City-Allegheny County Sports & Exhibition Authority members are scheduled to vote that day on whether to demolish the 49-year-old landmark to clear the way for an office, residential and commercial redevelopment proposed by the Penguins.
The decision to schedule the vote came after SEA consultants Oxford Development Co. and Chester Engineers concluded in a final report after an eight-month historic review process that demolishing the arena with its distinctive retractable dome was the "recommended" option for redevelopment.
Removing the building would create an "unencumbered development site" and allow for the restoration of the street grid that once connected the Hill District and Downtown, one destroyed when the arena was built, the report said. It also stated an unencumbered site "is more attractive to developers."
The option favored by preservationists, keeping the structure in place, "presents a challenge to proposed site development, marketing and construction strategies," the report stated. "Reuse considerations which keep the historic characteristic (the operational dome) require significant initial and ongoing public support and also fail to generate economic activity sufficient to justify forgoing redevelopment opportunities available [with demolition]."
The vote was scheduled the same day Reuse the Igloo, the group seeking to save the arena, came forward with its plan to transform the building into a venue for bowling, annual Christmas and Halloween-related events, bicycle polo, book festivals and weddings and other celebrations.
Todd Poole, president of Philadelphia-based 4ward Planning LLC, the Reuse the Igloo consultant, estimated the various events could generate as much as $2 million a year, enough to cover annual operating costs of $1.9 million.
Rob Pfaffmann, the Downtown architect who heads Reuse the Igloo, said that if SEA members vote to demolish the arena, his group would file for a court injunction to block it.
Mr. Pfaffmann said he is "extremely concerned" that tearing down the arena could amount to anticipatory demolition under the National Historic Preservation Act and jeopardize future federal funding related to the development.
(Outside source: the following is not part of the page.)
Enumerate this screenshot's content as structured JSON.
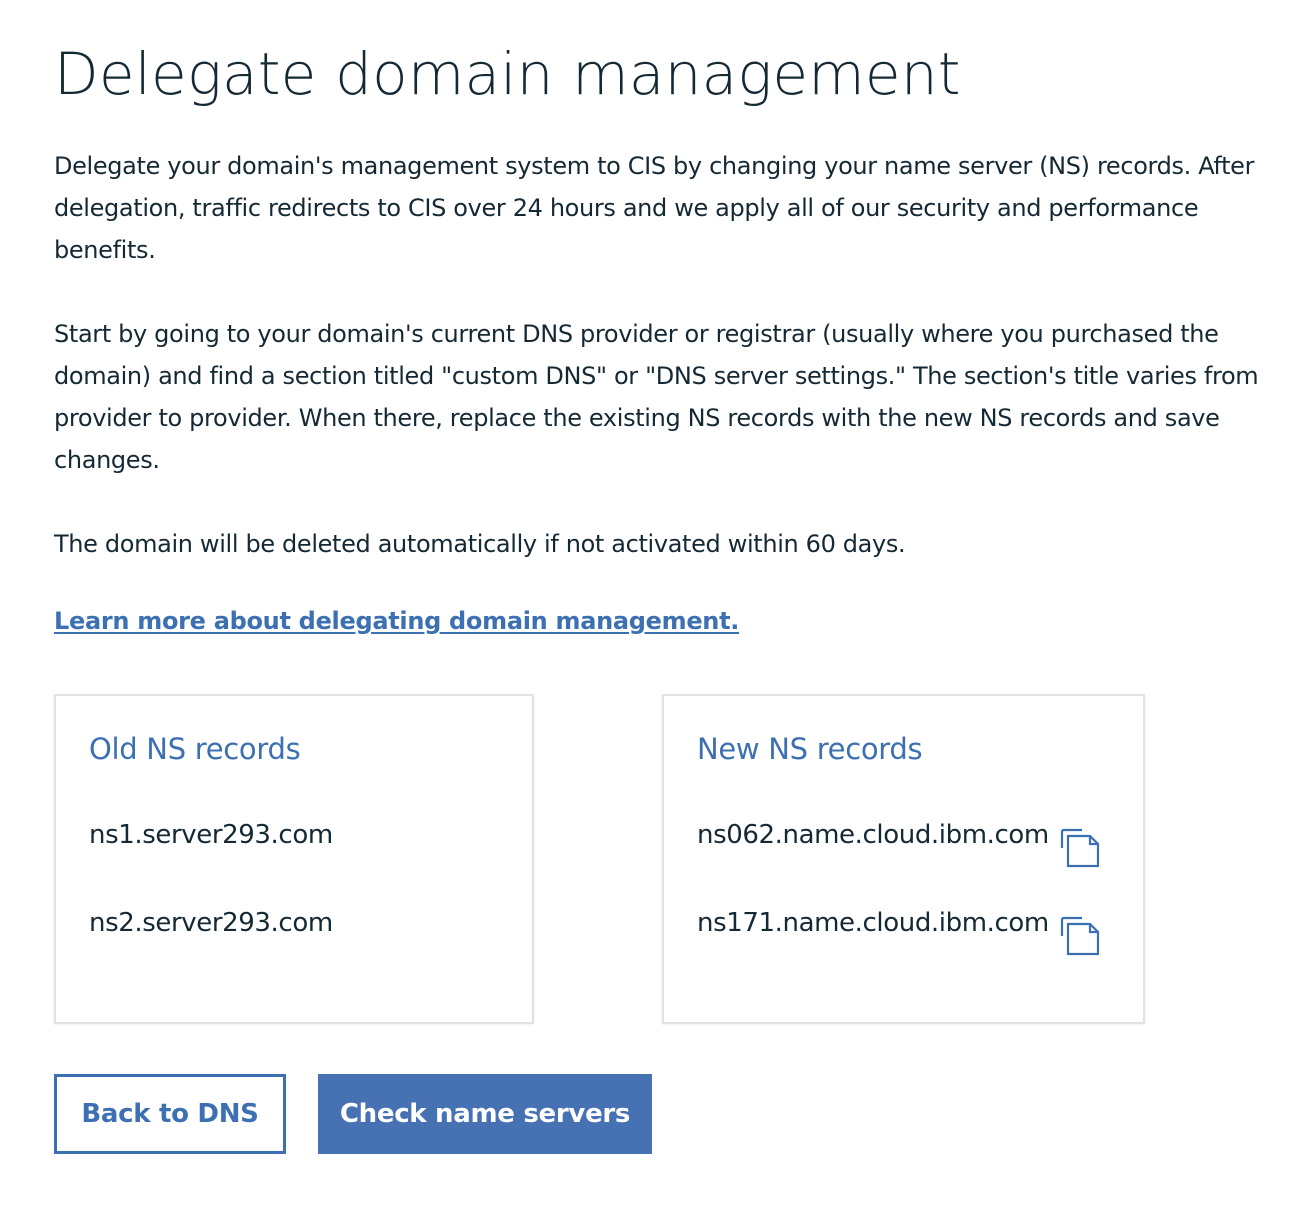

"The battle is far from over from the point of view of Reuse the Igloo," he said.
SEA board chairman Wayne Fontana wouldn't say which way he planned to vote, and SEA executive director Mary Conturo refused to speculate about the outcome.
"All I can tell you is that it's on the agenda," she said.
The SEA has moved the start of its meeting up by one hour to 9:30 a.m. to allow for public comment in advance of the vote, Ms. Conturo said.
The Penguins, which want to redevelop the land with offices, housing and commercial uses, welcomed the vote.
"We think it's clear that the best thing for the future of the city and the region is to tear down the old arena, clear the land for development and re-connect the Hill District to Downtown," spokesman Tom McMillan said.
Board members will take up the matter even as Reuse the Igloo unveiled details of a reuse plan Tuesday that include the development of a 24-lane bowling alley in the bowels of the arena. It also called for conversion of some of the arena's suites and luxury boxes into rental space for meetings and parties, weddings and other celebrations.
Reuse the Igloo is pushing its plan as an alternative to the Penguins' proposal to demolish the arena and redevelop 28 acres of land.
Like the Penguins, the group also has plans for housing and office space on part of the site. But Mr. Poole said one of the advantages of the group's plan is that it works even if no development takes place around the arena.
"Even if it didn't happen for 10 years, you still have civic space that can be programmed and stand on its own," he said.
Reuse the Igloo estimates conversion costs at $14 million. It believes the transformation to civic space would take three years.